Violence against women as a serious human rights violation remains a bitter reality for too many women in all Council of Europe member states. Notwithstanding the recent movements against sexual violence, huge challenges still lie along the path towards obtaining justice for women victims who have the courage to speak out. They may even face disbelief and stigmatisation by the very people who should be providing them with assistance and protection. With the rising popularity of social media platforms, sexist hate speech has acquired a worrying dimension, providing a new breeding ground for violence against women. Furthermore, the backlash against women’s rights, upheld by ultra-conservative movements, is particularly disturbing as it endangers the progress towards gender equality that has been achieved so far. This has a particularly negative impact on girls’ and women’s autonomous and informed decision-making about their bodies, health and sexuality and hinders their access to affordable, safe and good-quality reproductive health services. We have to remain vigilant to prevent any such rolling back of women’s rights. Special attention should also be given to the protection and promotion of the rights of girls and women who may experience multiple and intersectional forms of discrimination, such as women living in poverty, rural women, migrant women, Roma women, women with disabilities and LBTI women.

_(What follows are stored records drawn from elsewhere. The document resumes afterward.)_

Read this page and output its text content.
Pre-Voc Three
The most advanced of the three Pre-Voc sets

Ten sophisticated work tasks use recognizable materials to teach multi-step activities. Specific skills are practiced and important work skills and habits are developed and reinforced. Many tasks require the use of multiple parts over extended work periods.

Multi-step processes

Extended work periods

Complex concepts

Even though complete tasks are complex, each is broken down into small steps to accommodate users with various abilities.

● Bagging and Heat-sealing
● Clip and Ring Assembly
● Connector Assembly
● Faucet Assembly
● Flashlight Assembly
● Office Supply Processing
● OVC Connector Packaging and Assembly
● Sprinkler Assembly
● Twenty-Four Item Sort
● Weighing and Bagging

This dark picture is, however, brightened by the image of thousands of women of all ages and backgrounds who, regardless of the attacks, the threats and the harassment they may face, stand up against violence and for the full realisation of gender equality. Vigilance against stagnation and retrogression in women’s rights is ensured by their mobilisation as they peacefully demonstrate throughout Europe. I firmly stand by them and salute their courage and determination. In this respect, I reiterate the essential role played in the upholding of women’s rights by women human rights defenders, who are often at the core of such mobilisation. Not only do they provide assistance and shelter to victims of gender-based violence and combat discrimination against women, they also constantly monitor the situation, while holding authorities accountable for fulfilling their human rights obligations.

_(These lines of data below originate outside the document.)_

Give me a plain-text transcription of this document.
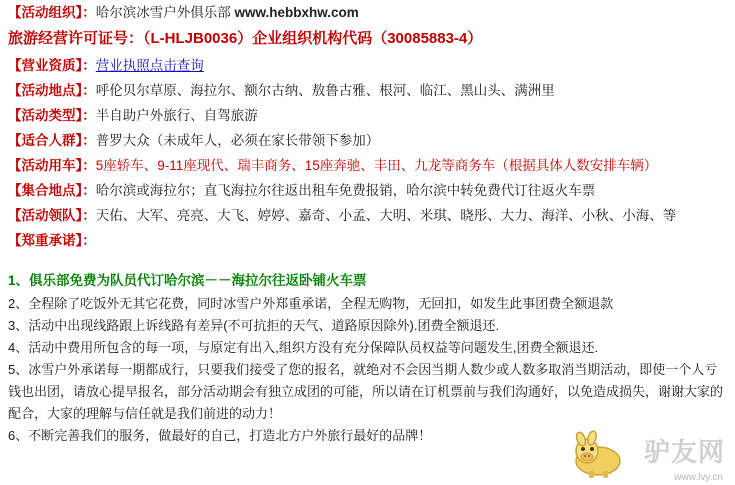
【活动组织】：哈尔滨冰雪户外俱乐部 www.hebbxhw.com
旅游经营许可证号：（L-HLJB0036）企业组织机构代码（30085883-4）
【营业资质】：营业执照点击查询
【活动地点】：呼伦贝尔草原、海拉尔、额尔古纳、敖鲁古雅、根河、临江、黑山头、满洲里
【活动类型】：半自助户外旅行、自驾旅游
【适合人群】：普罗大众（未成年人，必须在家长带领下参加）
【活动用车】：5座轿车、9-11座现代、瑞丰商务、15座奔驰、丰田、九龙等商务车（根据具体人数安排车辆）
【集合地点】：哈尔滨或海拉尔；直飞海拉尔往返出租车免费报销，哈尔滨中转免费代订往返火车票
【活动领队】：天佑、大军、亮亮、大飞、婷婷、嘉奇、小孟、大明、米琪、晓彤、大力、海洋、小秋、小海、等
【郑重承诺】：
1、俱乐部免费为队员代订哈尔滨－－海拉尔往返卧铺火车票
2、全程除了吃饭外无其它花费，同时冰雪户外郑重承诺，全程无购物，无回扣，如发生此事团费全额退款
3、活动中出现线路跟上诉线路有差异(不可抗拒的天气、道路原因除外).团费全额退还.
4、活动中费用所包含的每一项，与原定有出入,组织方没有充分保障队员权益等问题发生,团费全额退还.
5、冰雪户外承诺每一期都成行，只要我们接受了您的报名，就绝对不会因当期人数少或人数多取消当期活动，即使一个人亏钱也出团，请放心提早报名，部分活动期会有独立成团的可能，所以请在订机票前与我们沟通好，以免造成损失，谢谢大家的配合，大家的理解与信任就是我们前进的动力！
6、不断完善我们的服务，做最好的自己，打造北方户外旅行最好的品牌！
驴友网
www.lvy.cn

However, the fight for the realisation of women’s rights also relies on each of us. I invite society as a whole, from youth to the elderly, women and men, all acting together, to speak up against violence and discrimination. We all have a key role to play as agents of change.
Whilst I perceive society’s mobilisation as vital, we should not forget that citizens’ initiatives cannot in themselves remedy the continuous lack of a strong and official response by state authorities to the challenges currently affecting the full enjoyment of women’s rights. Council of Europe member states have the primary obligation to effectively uphold women’s rights. Against this background, I urge member states to support this civic mobilisation by taking concrete action. To this end they should: firstly, ensure the ratification and full and effective implementation of the Council of Europe Convention on preventing and combating violence against women and domestic violence (Istanbul Convention); secondly, promote gender equality and combat sexism in all spheres of life; and thirdly, provide an enabling environment for all women human rights defenders by removing all obstacles to their work. We should all strongly advocate for the full realisation of women’s rights and rise to the challenge of making a world where gender equality is a reality. Fighting for women’s rights is fighting for everybody’s human rights and benefits society as a whole.”